Psychologists suffered the first defeat of 2011 earlier this month when the Utah Legislature’s House Committee on Business and Labor overwhelmingly (11-2) shot down a proposal that would have allowed specially trained psychologists to prescribe psychotropic medication if they were in “a cooperative care model” with a primary care supervision.
“The bill is therefore dead for 2011,” The American Psychiatric Association reported in its March 7 edition of the newsletter, Advocacy Notes.

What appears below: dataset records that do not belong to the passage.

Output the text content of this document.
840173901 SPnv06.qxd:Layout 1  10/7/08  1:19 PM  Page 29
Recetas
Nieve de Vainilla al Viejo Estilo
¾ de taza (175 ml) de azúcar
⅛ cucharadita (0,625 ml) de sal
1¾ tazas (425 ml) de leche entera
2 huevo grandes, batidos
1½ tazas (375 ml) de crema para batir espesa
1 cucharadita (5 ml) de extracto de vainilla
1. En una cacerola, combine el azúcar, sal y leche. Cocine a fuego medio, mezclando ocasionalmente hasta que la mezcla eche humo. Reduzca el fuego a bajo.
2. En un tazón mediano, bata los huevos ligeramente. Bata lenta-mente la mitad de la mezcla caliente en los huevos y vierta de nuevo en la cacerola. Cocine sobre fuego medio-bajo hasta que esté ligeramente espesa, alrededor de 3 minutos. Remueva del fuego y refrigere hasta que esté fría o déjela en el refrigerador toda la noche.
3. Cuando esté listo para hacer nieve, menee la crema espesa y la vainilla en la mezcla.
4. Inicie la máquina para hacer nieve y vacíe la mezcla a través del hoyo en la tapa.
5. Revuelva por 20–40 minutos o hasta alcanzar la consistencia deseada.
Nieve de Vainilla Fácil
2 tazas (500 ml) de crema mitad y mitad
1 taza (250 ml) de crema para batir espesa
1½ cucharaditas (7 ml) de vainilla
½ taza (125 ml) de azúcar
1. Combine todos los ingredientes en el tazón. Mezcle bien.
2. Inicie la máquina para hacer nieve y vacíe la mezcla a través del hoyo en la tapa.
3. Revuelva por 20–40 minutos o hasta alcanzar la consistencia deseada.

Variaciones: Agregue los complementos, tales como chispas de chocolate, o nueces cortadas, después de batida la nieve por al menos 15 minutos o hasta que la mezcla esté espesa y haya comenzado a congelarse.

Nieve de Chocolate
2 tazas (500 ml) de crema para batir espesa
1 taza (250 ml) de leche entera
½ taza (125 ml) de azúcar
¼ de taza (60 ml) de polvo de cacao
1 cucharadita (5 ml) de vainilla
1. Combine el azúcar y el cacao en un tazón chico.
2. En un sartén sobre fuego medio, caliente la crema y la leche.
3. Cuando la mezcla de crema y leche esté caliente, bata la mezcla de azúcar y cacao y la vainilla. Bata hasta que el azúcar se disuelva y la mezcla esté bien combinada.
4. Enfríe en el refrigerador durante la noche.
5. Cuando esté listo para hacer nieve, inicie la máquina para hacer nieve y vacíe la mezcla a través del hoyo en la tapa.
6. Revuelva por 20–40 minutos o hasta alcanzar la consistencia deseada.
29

And now physicians, who have bitterly opposed the scope of practice expansion, are turning their attention to six other states that have similar legislation on the drawing board. They include Arizona, Hawaii, Montana, New Jersey, Oregon and Tennessee.
The argument put forth by psychologists is that patients have to wait too long to see a psychiatrist, especially in rural areas.
In Hawaii, prescription privilege legislation passed both houses in 2007 but was vetoed by Gov. Linda Lingle. (A bill in Oregon last year suffered a similar fate, but the proposal has resurfaced this year.)
This year Hawaii’s SB 597 has already passed the Senate’s Commerce and Consumer Protection Committee. It would allow psychologists with a master’s degree in psychopharmacology to prescribe after a one-year practicum.
If this legislation is passed and signed by current Gov. Neil Abercrombie, it would launch a five-year pilot project to begin on July 1, 2012.